With the Northern parts of India observing the lowest temperatures of all time, the best way to keep your body nourished and warm is to go by Ayurveda. From the traditional drinks like haldi vala doodh and kanji to treats like panjiri and chyawanprash, scroll through some of the time-tested recipes to survive the winter chill.

| Garima
Jan 16, 2026

Haldi vala doodh features warm spices like turmeric, black pepper, and cinnamon, along with a generous amount of dry fruits and nuts. The anti-inflammatory properties of the haldi and the warmth of nuts help fight infections and boost immunity. Add a little honey, and you’ll be able to soothe your throat instantly. It is recommended that you drink a glass of haldi vala doodh before going to bed, and you’ll also have a calm sleep.

As per Ayurvedic studies, chyawanprash is known to be the world’s oldest multivitamin. Having a base of amla, it has a jam-like consistency and a dark colour. It is cooked with more than forty herbs and spices like tulsi, neem, ashwagandha, with ghee and honey. Depending on the brand, chyawanprash has around 34-83 mg of vitamin C per 100 grams, thus making it an impeccable immune booster.
Pinni is a winter staple that is prepared in most Punjabi households as soon as the calendar turns to December. It is made by roasting whole wheat flour in desi ghee. With the addition of a generous amount of dry fruits, nuts, makhana, gond, and various types of seeds, it aids digestion and keeps the body warm. Pinnis are usually enjoyed as a post-meal treat or paired with chai.
Ajwain water is a quick fix for an itchy throat. Simple to prepare, all you need to do to make this drink is boil some carom seeds in water, strain, and sip a glass. The best time to drink ajwain vala paani is early in the morning after waking up, as it can clear the congestion in the nasal passages and also relieve bloating.
Kanji is a North Indian probiotic that has been popularly used for generations to strengthen immunity during the winter season. Made by fermenting carrots and beetroot with mustard seeds, kanji helps to build a healthy microbiome. To make it, blend the ingredients with water and let the drink ferment in a martaban in the Sun.
For a traditional South Indian winter option, rasam is just the right choice. It is much more than just a soup. With a thinner consistency than sambar, rasam is made by blending tomatoes with imli and a rasam spice blend. Traditionally served in most South Indian homes before a meal, rasam helps to boost digestion and soothe the throat during the chilly weather.
Gond, aka edible gum, is a natural resin that is known for its heat-generating properties. Apart from making panjiri, North Indian homes also use gond to make ladoos. You can deep-fry the edible gum till it puffs up and grind it into a coarse powder. Then, roast a flour of your choice in desi ghee, and mix in jaggery and fried gond.
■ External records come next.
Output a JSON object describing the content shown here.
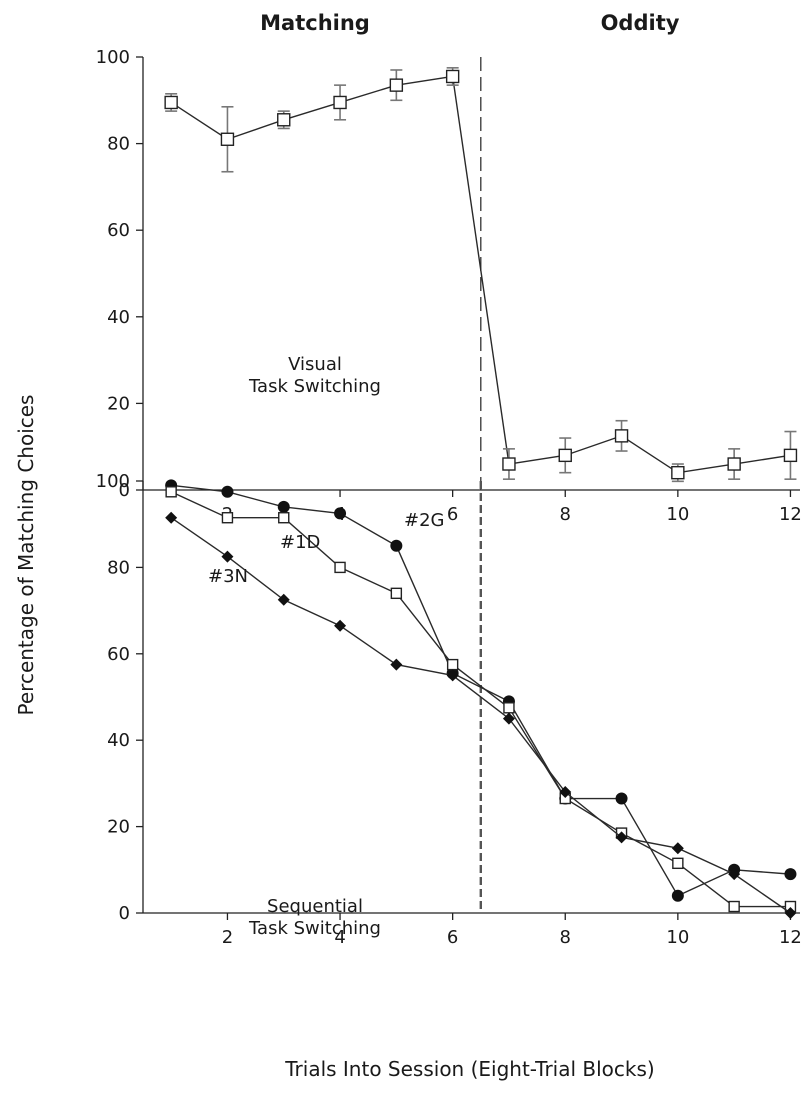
{
  "phase_labels": {
    "left": "Matching",
    "right": "Oddity"
  },
  "ylabel": "Percentage of Matching Choices",
  "xlabel": "Trials Into Session (Eight-Trial Blocks)",
  "chart_data": [
    {
      "type": "line",
      "panel": "top",
      "annotation": [
        "Visual",
        "Task Switching"
      ],
      "xlim": [
        0.5,
        12.5
      ],
      "ylim": [
        0,
        100
      ],
      "x_ticks": [
        2,
        4,
        6,
        8,
        10,
        12
      ],
      "y_ticks": [
        0,
        20,
        40,
        60,
        80,
        100
      ],
      "divider_x": 6.5,
      "x": [
        1,
        2,
        3,
        4,
        5,
        6,
        7,
        8,
        9,
        10,
        11,
        12
      ],
      "series": [
        {
          "marker": "open-square",
          "values": [
            89.5,
            81,
            85.5,
            89.5,
            93.5,
            95.5,
            6,
            8,
            12.5,
            4,
            6,
            8
          ],
          "error": [
            2,
            7.5,
            2,
            4,
            3.5,
            2,
            3.5,
            4,
            3.5,
            2,
            3.5,
            5.5
          ]
        }
      ]
    },
    {
      "type": "line",
      "panel": "bottom",
      "annotation": [
        "Sequential",
        "Task Switching"
      ],
      "xlim": [
        0.5,
        12.5
      ],
      "ylim": [
        0,
        100
      ],
      "x_ticks": [
        2,
        4,
        6,
        8,
        10,
        12
      ],
      "y_ticks": [
        0,
        20,
        40,
        60,
        80,
        100
      ],
      "divider_x": 6.5,
      "x": [
        1,
        2,
        3,
        4,
        5,
        6,
        7,
        8,
        9,
        10,
        11,
        12
      ],
      "series": [
        {
          "name": "#2G",
          "marker": "filled-circle",
          "values": [
            99,
            97.5,
            94,
            92.5,
            85,
            55.5,
            49,
            26.5,
            26.5,
            4,
            10,
            9
          ]
        },
        {
          "name": "#1D",
          "marker": "open-square",
          "values": [
            97.5,
            91.5,
            91.5,
            80,
            74,
            57.5,
            47.5,
            26.5,
            18.5,
            11.5,
            1.5,
            1.5
          ]
        },
        {
          "name": "#3N",
          "marker": "filled-diamond",
          "values": [
            91.5,
            82.5,
            72.5,
            66.5,
            57.5,
            55,
            45,
            28,
            17.5,
            15,
            9,
            0
          ]
        }
      ]
    }
  ]
}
Shape the mixture into ladoos, and you have a winter staple that is a dense source of energy.
The winter season is synonymous with gajar ka halwa, also known as gajrela. However, besides being the most loved dessert of the season, since gajrela is made with carrots, desi ghee, and nuts, it also contains healthy fats and vitamin A. Giving your body warmth and promoting skin health, you have all the right reasons to relish the sweet.